Minrav took over in 2001, after part of the skeleton of the airside terminal had already been constructed. "We had to create a large technical team to revise 1,600 plans," says Talmor. "We had a lot of questions, and it was a long, tedious process to get all the answers."

The landside terminal posed its own share of problems for contractor Avi Arenson, of Caesarea. "The architects had a lot of imagination and we had to try to build what was in their minds," says project manager Moshe Avital.

For example, a long limestone wall at the back of the ticketing counter on the second level was designed by SOM to extend all the way down to the arrival hall on the level below.

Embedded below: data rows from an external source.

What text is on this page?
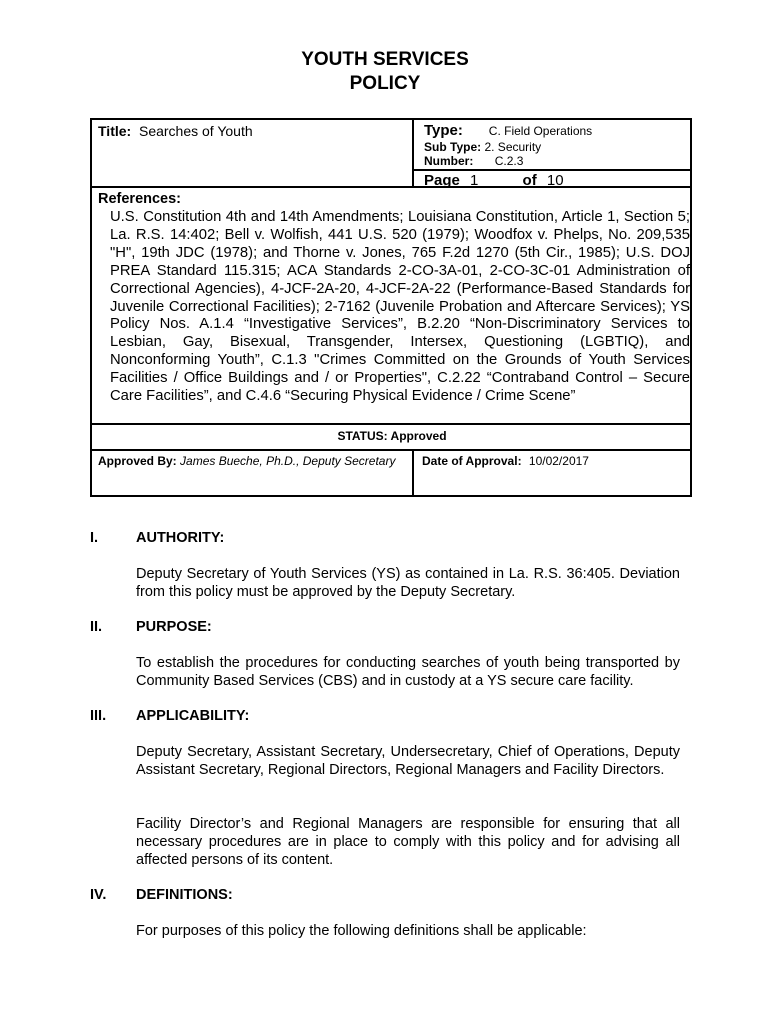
YOUTH SERVICES
POLICY
Title: Searches of Youth	Type: C. Field Operations
Sub Type: 2. Security
Number: C.2.3
Page 1	of 10
References:
U.S. Constitution 4th and 14th Amendments; Louisiana Constitution, Article 1, Section 5; La. R.S. 14:402; Bell v. Wolfish, 441 U.S. 520 (1979); Woodfox v. Phelps, No. 209,535 "H", 19th JDC (1978); and Thorne v. Jones, 765 F.2d 1270 (5th Cir., 1985); U.S. DOJ PREA Standard 115.315; ACA Standards 2-CO-3A-01, 2-CO-3C-01 Administration of Correctional Agencies), 4-JCF-2A-20, 4-JCF-2A-22 (Performance-Based Standards for Juvenile Correctional Facilities); 2-7162 (Juvenile Probation and Aftercare Services); YS Policy Nos. A.1.4 “Investigative Services”, B.2.20 “Non-Discriminatory Services to Lesbian, Gay, Bisexual, Transgender, Intersex, Questioning (LGBTIQ), and Nonconforming Youth”, C.1.3 "Crimes Committed on the Grounds of Youth Services Facilities / Office Buildings and / or Properties", C.2.22 “Contraband Control – Secure Care Facilities”, and C.4.6 “Securing Physical Evidence / Crime Scene”
STATUS: Approved
Approved By: James Bueche, Ph.D., Deputy Secretary Date of Approval: 10/02/2017
I.	AUTHORITY:
Deputy Secretary of Youth Services (YS) as contained in La. R.S. 36:405. Deviation from this policy must be approved by the Deputy Secretary.
II. PURPOSE:
To establish the procedures for conducting searches of youth being transported by Community Based Services (CBS) and in custody at a YS secure care facility.
III. APPLICABILITY:
Deputy Secretary, Assistant Secretary, Undersecretary, Chief of Operations, Deputy Assistant Secretary, Regional Directors, Regional Managers and Facility Directors.
Facility Director’s and Regional Managers are responsible for ensuring that all necessary procedures are in place to comply with this policy and for advising all affected persons of its content.
IV. DEFINITIONS:
For purposes of this policy the following definitions shall be applicable:
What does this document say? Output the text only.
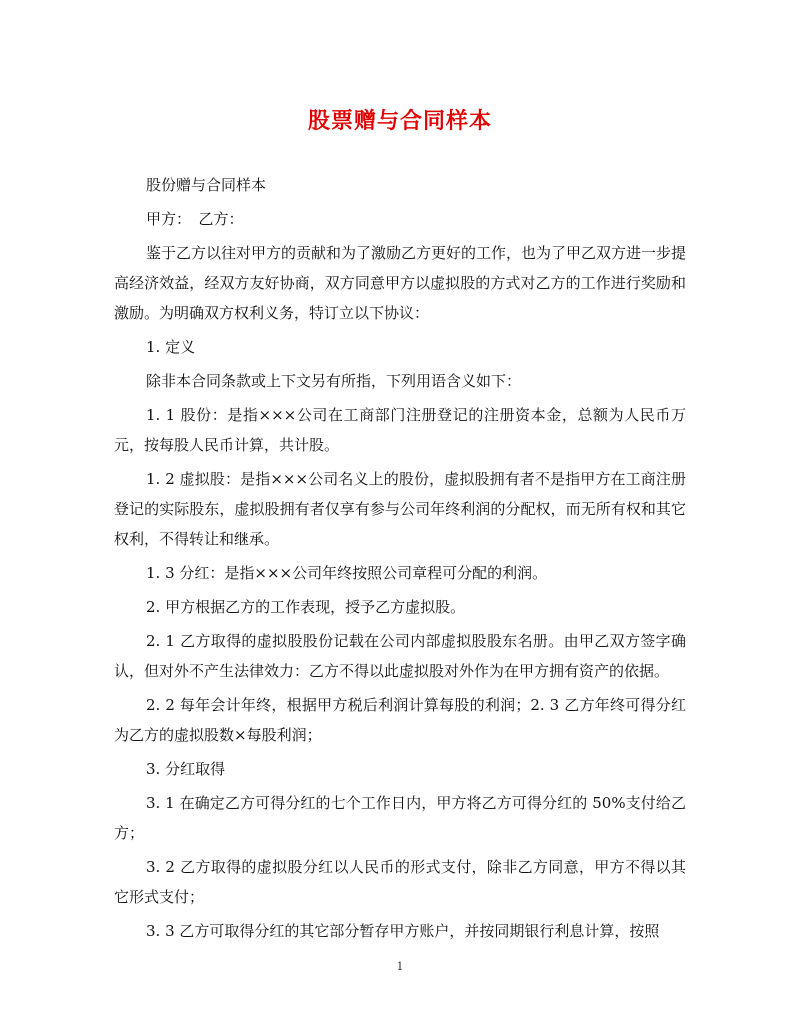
股票赠与合同样本

股份赠与合同样本

甲方：　乙方：

鉴于乙方以往对甲方的贡献和为了激励乙方更好的工作，也为了甲乙双方进一步提高经济效益，经双方友好协商，双方同意甲方以虚拟股的方式对乙方的工作进行奖励和激励。为明确双方权利义务，特订立以下协议：

1. 定义

除非本合同条款或上下文另有所指，下列用语含义如下：

1. 1 股份：是指×××公司在工商部门注册登记的注册资本金，总额为人民币万元，按每股人民币计算，共计股。

1. 2 虚拟股：是指×××公司名义上的股份，虚拟股拥有者不是指甲方在工商注册登记的实际股东，虚拟股拥有者仅享有参与公司年终利润的分配权，而无所有权和其它权利，不得转让和继承。

1. 3 分红：是指×××公司年终按照公司章程可分配的利润。

2. 甲方根据乙方的工作表现，授予乙方虚拟股。

2. 1 乙方取得的虚拟股股份记载在公司内部虚拟股股东名册。由甲乙双方签字确认，但对外不产生法律效力：乙方不得以此虚拟股对外作为在甲方拥有资产的依据。

2. 2 每年会计年终，根据甲方税后利润计算每股的利润；2. 3 乙方年终可得分红为乙方的虚拟股数×每股利润；

3. 分红取得

3. 1 在确定乙方可得分红的七个工作日内，甲方将乙方可得分红的 50%支付给乙方；

3. 2 乙方取得的虚拟股分红以人民币的形式支付，除非乙方同意，甲方不得以其它形式支付；

3. 3 乙方可取得分红的其它部分暂存甲方账户，并按同期银行利息计算，按照

1
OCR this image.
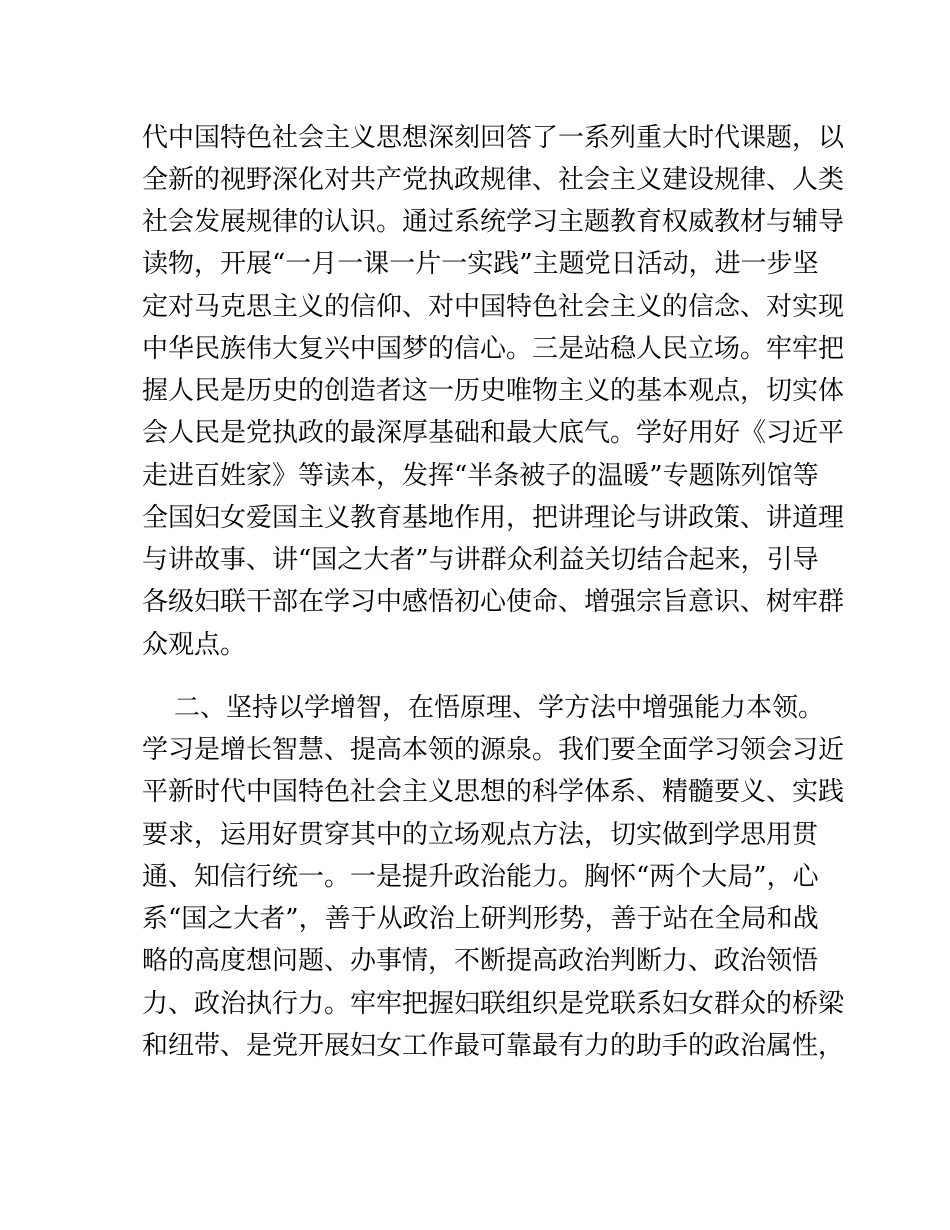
代中国特色社会主义思想深刻回答了一系列重大时代课题，以
全新的视野深化对共产党执政规律、社会主义建设规律、人类
社会发展规律的认识。通过系统学习主题教育权威教材与辅导
读物，开展“一月一课一片一实践”主题党日活动，进一步坚
定对马克思主义的信仰、对中国特色社会主义的信念、对实现
中华民族伟大复兴中国梦的信心。三是站稳人民立场。牢牢把
握人民是历史的创造者这一历史唯物主义的基本观点，切实体
会人民是党执政的最深厚基础和最大底气。学好用好《习近平
走进百姓家》等读本，发挥“半条被子的温暖”专题陈列馆等
全国妇女爱国主义教育基地作用，把讲理论与讲政策、讲道理
与讲故事、讲“国之大者”与讲群众利益关切结合起来，引导
各级妇联干部在学习中感悟初心使命、增强宗旨意识、树牢群
众观点。
二、坚持以学增智，在悟原理、学方法中增强能力本领。
学习是增长智慧、提高本领的源泉。我们要全面学习领会习近
平新时代中国特色社会主义思想的科学体系、精髓要义、实践
要求，运用好贯穿其中的立场观点方法，切实做到学思用贯
通、知信行统一。一是提升政治能力。胸怀“两个大局”，心
系“国之大者”，善于从政治上研判形势，善于站在全局和战
略的高度想问题、办事情，不断提高政治判断力、政治领悟
力、政治执行力。牢牢把握妇联组织是党联系妇女群众的桥梁
和纽带、是党开展妇女工作最可靠最有力的助手的政治属性，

The wall was partially linear and partially round, making construction difficult.

Avital also found the decision to use U.S. National Fire Protection Association codes somewhat hard to live with. "I could not understand why they wanted to go with American codes," he says. "We are living in Israel and have Israeli codes."

According to SOM's Taylor, the IAA had expressed clear interest in designing to international standards, but at the same time, it was clear that the local Israeli consultants had to be able to build what the architects were putting on paper.

"We were very keen to develop these local relationships because no matter how beautiful the design was, it didn't matter if we couldn't get it built," says Taylor.

Under these circumstances, conflict was inevitable. One place where it cropped up was in the restriction against using Israeli metal doors, which offered up to two hours of fireproofing, whereas the NFPA code requires only one-hour-rated doors. Nevertheless, 1,200 metal doors were shipped in from the U.S., "and all the logistical problems that went with it," according to Avital.

When changes were made and additional parts had to be ordered, a decision had to be made whether to wait three or four months for the parts to arrive by ship, or to absorb the expense of shipping by air.

Numerous changes to the design of the communications system and the baggage handling area also complicated matters. "We constantly had to stop, wait for new orders, then start again," says Talmor. "This required a lot of coordination with other contractors. It took a long time, a lot of manpower, and a lot of effort."

Even though Terminal 3 kept hundreds of building and design professionals scrambling for years, the consensus seems to be that it was worth the effort. "Ben Gurion is truly a state-of-the-art aviation facility on a functional, emotional, and spiritual level," says Kia. "It is one of the most spectacular buildings I have ever worked on."